It is a nasty day, full of every type of precipitation possible: freezing rain. Sleet. Snow pellets. Snow. Rain. And back around again. It’s a good day to not travel anywhere–in fact, our schools have already called an early release the night before.
Still, we get up and look hard at the weather between here and Boston. It’s “Accepted Students’ Day”–and it’s coming up on deadlines.
The day is well organized, and student volunteers eagerly make sure that we are shuffled between speakers, parent panels, student forums, major-specific speeches and overviews without getting lost. The chief of campus police reassures all of us parents, making it clear that although our child would be in a downtown environment, they are prepared to keep them all safe. The academic counselors explain their systems to make sure no one falls through the cracks in their class work. The students happily answer questions from their potential new classmates, making it clear that they are happy with their decision to attend this particular school.
Even the food is generous and appealing, the tables decorated with live flowers as a special touch that doesn’t go unnoticed by a lot of the parents.
Most importantly, the head of the department is engaging, informative–and convincing. There is no doubt that, if we invest in this college and this major, our child will leave with great prospects for a well-paying job. He acknowledges the costs of an education, and he doesn’t shy away from the monetary side that every parent in the room is thinking about. All of us, of course, want to know the bottom line: if we invest in these four years for our child, will it pay off?
I begin to refer to this option as the “ROI School”, the “return on investment”. I admit to my son that this appeals to me. Why should someone go into debt if they are never going to be able to pay it back with the salaries that they will make utilizing this education? It just doesn’t make a lot of sense. At the same time, I don’t know that I like how they will allow him only two electives in four years. It doesn’t seem to give him the opportunity to explore; it seems very constrictive. I make these observations quietly, sparingly, but not disparagingly.
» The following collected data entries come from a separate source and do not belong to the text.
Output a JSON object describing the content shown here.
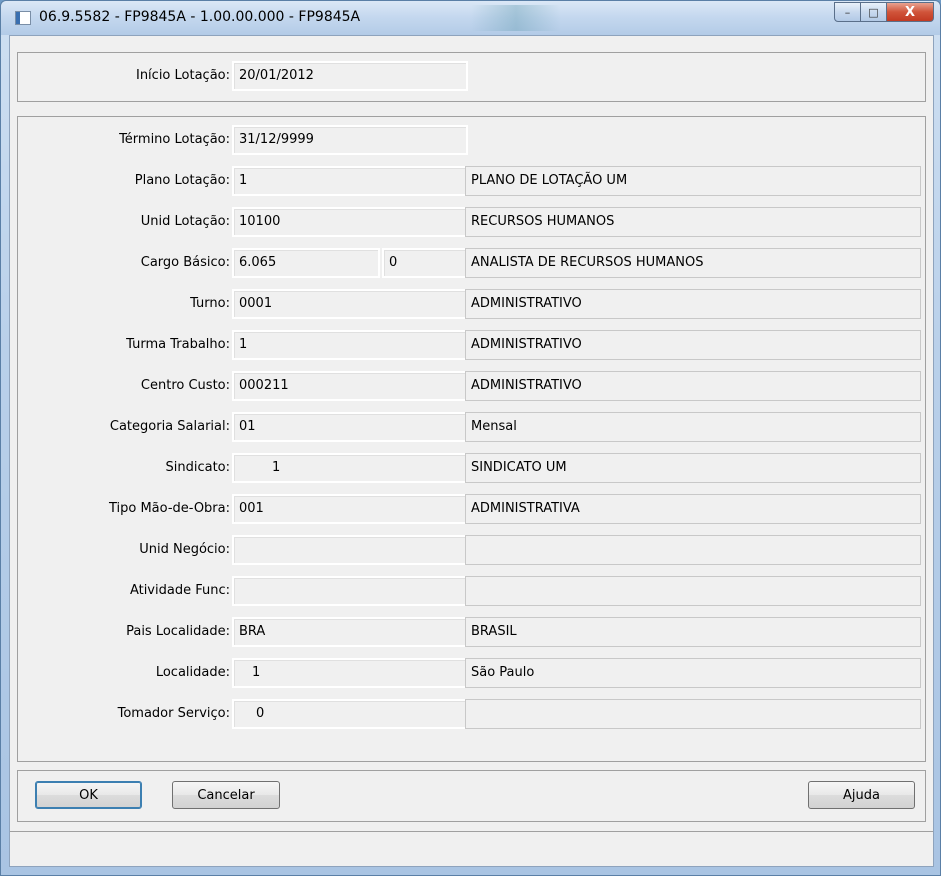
{
  "window": {
    "title": "06.9.5582 - FP9845A - 1.00.00.000 - FP9845A",
    "controls": {
      "minimize": "–",
      "maximize": "□",
      "close": "X"
    }
  },
  "header": {
    "inicio_label": "Início Lotação:",
    "inicio_value": "20/01/2012"
  },
  "form": {
    "termino": {
      "label": "Término Lotação:",
      "value": "31/12/9999"
    },
    "plano": {
      "label": "Plano Lotação:",
      "code": "1",
      "desc": "PLANO DE LOTAÇÃO UM"
    },
    "unid": {
      "label": "Unid Lotação:",
      "code": "10100",
      "desc": "RECURSOS HUMANOS"
    },
    "cargo": {
      "label": "Cargo Básico:",
      "code": "6.065",
      "extra": "0",
      "desc": "ANALISTA DE RECURSOS HUMANOS"
    },
    "turno": {
      "label": "Turno:",
      "code": "0001",
      "desc": "ADMINISTRATIVO"
    },
    "turma": {
      "label": "Turma Trabalho:",
      "code": "1",
      "desc": "ADMINISTRATIVO"
    },
    "centro": {
      "label": "Centro Custo:",
      "code": "000211",
      "desc": "ADMINISTRATIVO"
    },
    "categoria": {
      "label": "Categoria Salarial:",
      "code": "01",
      "desc": "Mensal"
    },
    "sindicato": {
      "label": "Sindicato:",
      "code": "1",
      "desc": "SINDICATO UM"
    },
    "tipo": {
      "label": "Tipo Mão-de-Obra:",
      "code": "001",
      "desc": "ADMINISTRATIVA"
    },
    "negocio": {
      "label": "Unid Negócio:",
      "code": "",
      "desc": ""
    },
    "atividade": {
      "label": "Atividade Func:",
      "code": "",
      "desc": ""
    },
    "pais": {
      "label": "Pais Localidade:",
      "code": "BRA",
      "desc": "BRASIL"
    },
    "localidade": {
      "label": "Localidade:",
      "code": "1",
      "desc": "São Paulo"
    },
    "tomador": {
      "label": "Tomador Serviço:",
      "code": "0",
      "desc": ""
    }
  },
  "buttons": {
    "ok": "OK",
    "cancel": "Cancelar",
    "help": "Ajuda"
  }
}
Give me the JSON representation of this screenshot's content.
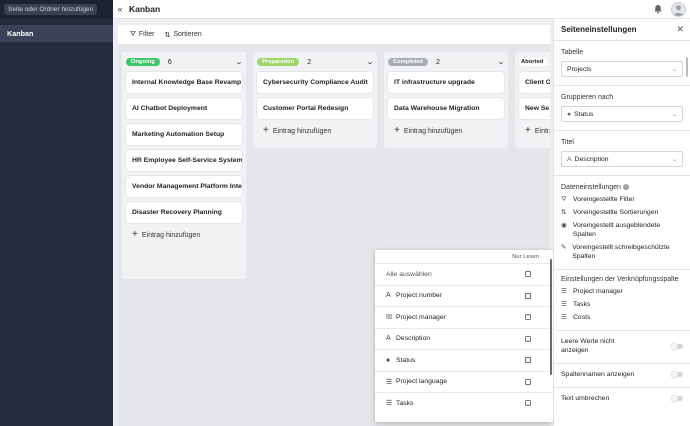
{
  "sidebar": {
    "search_placeholder": "Seite oder Ordner hinzufügen",
    "items": [
      {
        "label": "Kanban"
      }
    ]
  },
  "header": {
    "title": "Kanban"
  },
  "toolbar": {
    "filter_label": "Filter",
    "sort_label": "Sortieren"
  },
  "board": {
    "add_entry_label": "Eintrag hinzufügen",
    "columns": [
      {
        "status": "Ongoing",
        "color": "#3ec46d",
        "count": "6",
        "cards": [
          "Internal Knowledge Base Revamp",
          "AI Chatbot Deployment",
          "Marketing Automation Setup",
          "HR Employee Self-Service System",
          "Vendor Management Platform Inte...",
          "Disaster Recovery Planning"
        ]
      },
      {
        "status": "Preparation",
        "color": "#9fd46a",
        "count": "2",
        "cards": [
          "Cybersecurity Compliance Audit",
          "Customer Portal Redesign"
        ]
      },
      {
        "status": "Completed",
        "color": "#a9acb2",
        "count": "2",
        "cards": [
          "IT infrastructure upgrade",
          "Data Warehouse Migration"
        ]
      },
      {
        "status": "Aborted",
        "color": "#ffffff",
        "count": "",
        "cards": [
          "Client O",
          "New Se"
        ]
      }
    ]
  },
  "dropdown": {
    "header": "Nur Lesen",
    "select_all": "Alle auswählen",
    "rows": [
      {
        "icon": "text-icon",
        "glyph": "A",
        "label": "Project number"
      },
      {
        "icon": "person-icon",
        "glyph": "☒",
        "label": "Project manager"
      },
      {
        "icon": "text-icon",
        "glyph": "A",
        "label": "Description"
      },
      {
        "icon": "status-icon",
        "glyph": "●",
        "label": "Status"
      },
      {
        "icon": "list-icon",
        "glyph": "☰",
        "label": "Project language"
      },
      {
        "icon": "list-icon",
        "glyph": "☰",
        "label": "Tasks"
      }
    ]
  },
  "panel": {
    "title": "Seiteneinstellungen",
    "table_label": "Tabelle",
    "table_value": "Projects",
    "group_label": "Gruppieren nach",
    "group_value": "Status",
    "title_label": "Titel",
    "title_value": "Description",
    "data_settings_label": "Dateneinstellungen",
    "data_items": [
      {
        "icon": "filter-icon",
        "glyph": "⛛",
        "label": "Voreingestellte Filter"
      },
      {
        "icon": "sort-icon",
        "glyph": "⇅",
        "label": "Voreingestellte Sortierungen"
      },
      {
        "icon": "eye-icon",
        "glyph": "◉",
        "label": "Voreingestellt ausgeblendete Spalten"
      },
      {
        "icon": "pencil-off-icon",
        "glyph": "✎",
        "label": "Voreingestellt schreibgeschützte Spalten"
      }
    ],
    "link_settings_label": "Einstellungen der Verknüpfungsspalte",
    "link_items": [
      {
        "icon": "list-icon",
        "glyph": "☰",
        "label": "Project manager"
      },
      {
        "icon": "list-icon",
        "glyph": "☰",
        "label": "Tasks"
      },
      {
        "icon": "list-icon",
        "glyph": "☰",
        "label": "Costs"
      }
    ],
    "toggles": [
      {
        "label": "Leere Werte nicht anzeigen"
      },
      {
        "label": "Spaltennamen anzeigen"
      },
      {
        "label": "Text umbrechen"
      }
    ]
  }
}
Two days later, we are off to Rhode Island for our second “Accepted Students’ Day”. This time, at least we are not fighting the weather.
Again, the campus is well organized: parking is ample, shuttle buses whiz us effortlessly about. We’re greeted with “Welcome Class of 2021!” painted on the windows to the main hall, and I stop to take a photo (much to my son’s dismay). The university claims to be ranked in the top 5% nationally for their food service, and they welcome us with breakfast, snacks, lunch and special cupcakes. I can’t help thinking that it makes sense for these days to be particularly well done: they stand to gain–or lose-a lot of money from the decisions all of us make.
The provost and the president both speak to the potential incoming class of 2021. I expect them to “sell” us on why we should all opt for their institution. Instead, both of them take a different approach.
They talk about making a decision with your heart–and your mind. “As you walk around today, ask yourself if this feels right? Do these other people seem like people you’d like to get to know? Are you comfortable here? Are you excited by what you hear about your major and what you’re going to study?”
They address the elephant in the room squarely: why is American higher education so expensive? Why do foreigners spend literally millions of dollars to come to our colleges and universities? Why are we still the envy of the world in this area? What is a “liberal arts education”–and what does that mean in today’s economy?
They explain that their idea of an education is not just the transfer of ideas. “We do not believe our job here is to open up someone’s brain and pour in facts and figures to be regurgitated out,” they say. “We want you to be able to think, to reason, to question, to explore the world, to be engaged in the world.”
When they finish, I text a friend, “Sold!” But then I follow up with an admission that I’m not sure my son is. And I keep my opinions to myself, determined that he will be fine in either of these schools, and that this decision must be his alone to make.
Again, the day is well done, and we leave with no questions unanswered. We still have one more visit we’ve scheduled… and there is still nearly a month before the deposit must be sent in.